The simple reason, Facebook said, is user privacy. Letting advertisers take Atlas's cross-device tracking information out of the Facebook system, where it could potentially be matched to other audience pools, is a non-starter. "We are not giving the translation layer" to outside players, Jakubowski said. "You would be able to access all of the people-level reporting inside of the Atlas walls and inside of the Atlas reporting interface."
But for advertisers that want to centrally manage their audience and customer data across all touch points, this may be a sticking point, according to Matt Spiegel, SVP and GM of marketing and technology solutions at MediaLink, a consulting firm that advises marketers and other companies on digital strategy.
"To me it's a company like Acxiom that can design the focus of a marketer ID system or a customer identification client," Spiegel said. "Fundamentally that's what marketers need. It needs to take in that Facebook ID, it needs to take in whatever Google ID they're going to share. It needs to take in third-party cookies. It needs to take in first-party cookies. It needs to take in their LiveRamp onboarding data."
Over time Facebook believes it can support workarounds for the ID portability problem. For instance, the company may explore ways to allow marketers and outside data platforms to build on top of Atlas, similar to how the company's Preferred Marketing Developers have leveraged Facebook's Ads API, suggested one person with knowledge of Facebook's plans. But how such an API model would play out is unclear.
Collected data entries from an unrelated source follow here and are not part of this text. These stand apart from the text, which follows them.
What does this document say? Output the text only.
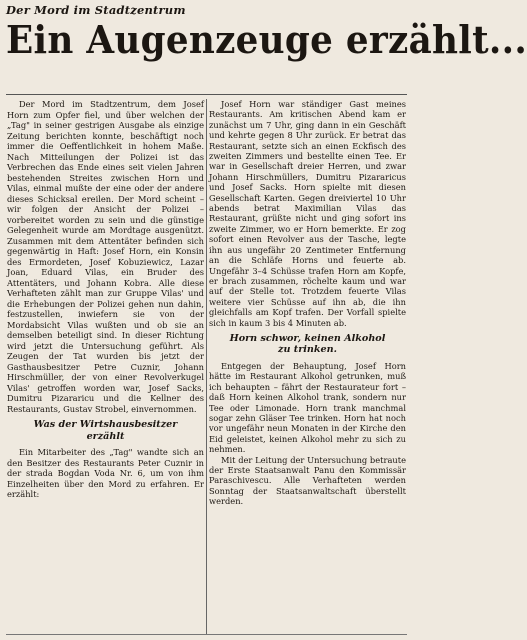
Der Mord im Stadtzentrum
Ein Augenzeuge erzählt...

Der Mord im Stadtzentrum, dem Josef Horn zum Opfer fiel, und über welchen der „Tag" in seiner gestrigen Ausgabe als einzige Zeitung berichten konnte, beschäftigt noch immer die Oeffentlichkeit in hohem Maße. Nach Mitteilungen der Polizei ist das Verbrechen das Ende eines seit vielen Jahren bestehenden Streites zwischen Horn und Vilas, einmal mußte der eine oder der andere dieses Schicksal ereilen. Der Mord scheint – wir folgen der Ansicht der Polizei – vorbereitet worden zu sein und die günstige Gelegenheit wurde am Mordtage ausgenützt. Zusammen mit dem Attentäter befinden sich gegenwärtig in Haft: Josef Horn, ein Konsin des Ermordeten, Josef Kobuziewicz, Lazar Joan, Eduard Vilas, ein Bruder des Attentäters, und Johann Kobra. Alle diese Verhafteten zählt man zur Gruppe Vilas' und die Erhebungen der Polizei gehen nun dahin, festzustellen, inwiefern sie von der Mordabsicht Vilas wußten und ob sie an demselben beteiligt sind. In dieser Richtung wird jetzt die Untersuchung geführt. Als Zeugen der Tat wurden bis jetzt der Gasthausbesitzer Petre Cuznir, Johann Hirschmüller, der von einer Revolverkugel Vilas' getroffen worden war, Josef Sacks, Dumitru Pizararicu und die Kellner des Restaurants, Gustav Strobel, einvernommen.

Was der Wirtshausbesitzer
erzählt

Ein Mitarbeiter des „Tag" wandte sich an den Besitzer des Restaurants Peter Cuznir in der strada Bogdan Voda Nr. 6, um von ihm Einzelheiten über den Mord zu erfahren. Er erzählt:

Josef Horn war ständiger Gast meines Restaurants. Am kritischen Abend kam er zunächst um 7 Uhr, ging dann in ein Geschäft und kehrte gegen 8 Uhr zurück. Er betrat das Restaurant, setzte sich an einen Eckfisch des zweiten Zimmers und bestellte einen Tee. Er war in Gesellschaft dreier Herren, und zwar Johann Hirschmüllers, Dumitru Pizararicus und Josef Sacks. Horn spielte mit diesen Gesellschaft Karten. Gegen dreiviertel 10 Uhr abends betrat Maximilian Vilas das Restaurant, grüßte nicht und ging sofort ins zweite Zimmer, wo er Horn bemerkte. Er zog sofort einen Revolver aus der Tasche, legte ihn aus ungefähr 20 Zentimeter Entfernung an die Schläfe Horns und feuerte ab. Ungefähr 3–4 Schüsse trafen Horn am Kopfe, er brach zusammen, röchelte kaum und war auf der Stelle tot. Trotzdem feuerte Vilas weitere vier Schüsse auf ihn ab, die ihn gleichfalls am Kopf trafen. Der Vorfall spielte sich in kaum 3 bis 4 Minuten ab.

Horn schwor, keinen Alkohol
zu trinken.

Entgegen der Behauptung, Josef Horn hätte im Restaurant Alkohol getrunken, muß ich behaupten – fährt der Restaurateur fort – daß Horn keinen Alkohol trank, sondern nur Tee oder Limonade. Horn trank manchmal sogar zehn Gläser Tee trinken. Horn hat noch vor ungefähr neun Monaten in der Kirche den Eid geleistet, keinen Alkohol mehr zu sich zu nehmen.

Mit der Leitung der Untersuchung betraute der Erste Staatsanwalt Panu den Kommissär Paraschivescu. Alle Verhafteten werden Sonntag der Staatsanwaltschaft überstellt werden.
Another issue is that Atlas doesn't have 100% match rates for inventory outside of its walled garden.
Facebook has been working hard to put partnerships in place that secure as much reach as it can for its cross-device ID. Facebook said these partnerships cover 50% of all time spent on mobile. Adding in Facebook's owned and operated properties, namely Facebook and Instagram, the number grows further, to about three and a half of every five minutes users spend on mobile. That's a lot of authenticated mobile users, but it's not all.
And that limits the Facebook ID's promise as a true replacement for the third-party cookie.
Big Picture: Facebook's Ad Tech Ambitions
The relaunch of Atlas, coupled with the recent acquisition of video sell-side platform LiveRail, underscores Facebook's large ambitions in the digital advertising arena that extend far beyond its owned and operated properties.
"We're out talking to advertisers, we're testing it, and very quickly they see the insight," Jakubowski said. "The shift to people-based measurement is massive for them. The next question they're asking is can you now help me take action on this."
The obvious answer is launching a DSP, DMP and exchange platform. But Facebook doesn't think in terms of easy buckets.
Jakubowski continued, "Ad tech for Facebook is a little bit of white space. … We need to get more formalized about how we think about ad tech. How do we partner with the ecosystem? How do we create a space where lots of the right things can happen?"
Facebook sees the ad server, and its role in measuring audiences and campaigns, as a good place to initiate its new vision for people-based marketing. DMP and DSP capabilities – whether build, buy or partner – can come later.
"Facebook acts as almost a panel for the ad server," Jakubowski said. "You can start to attack the problems of cross-device and a lot of the things cookies have limitations for, and you can drive measurement more toward real people-based initiatives. You're attacking the pain points, and creating a tool set and a platform. That's what we think about first."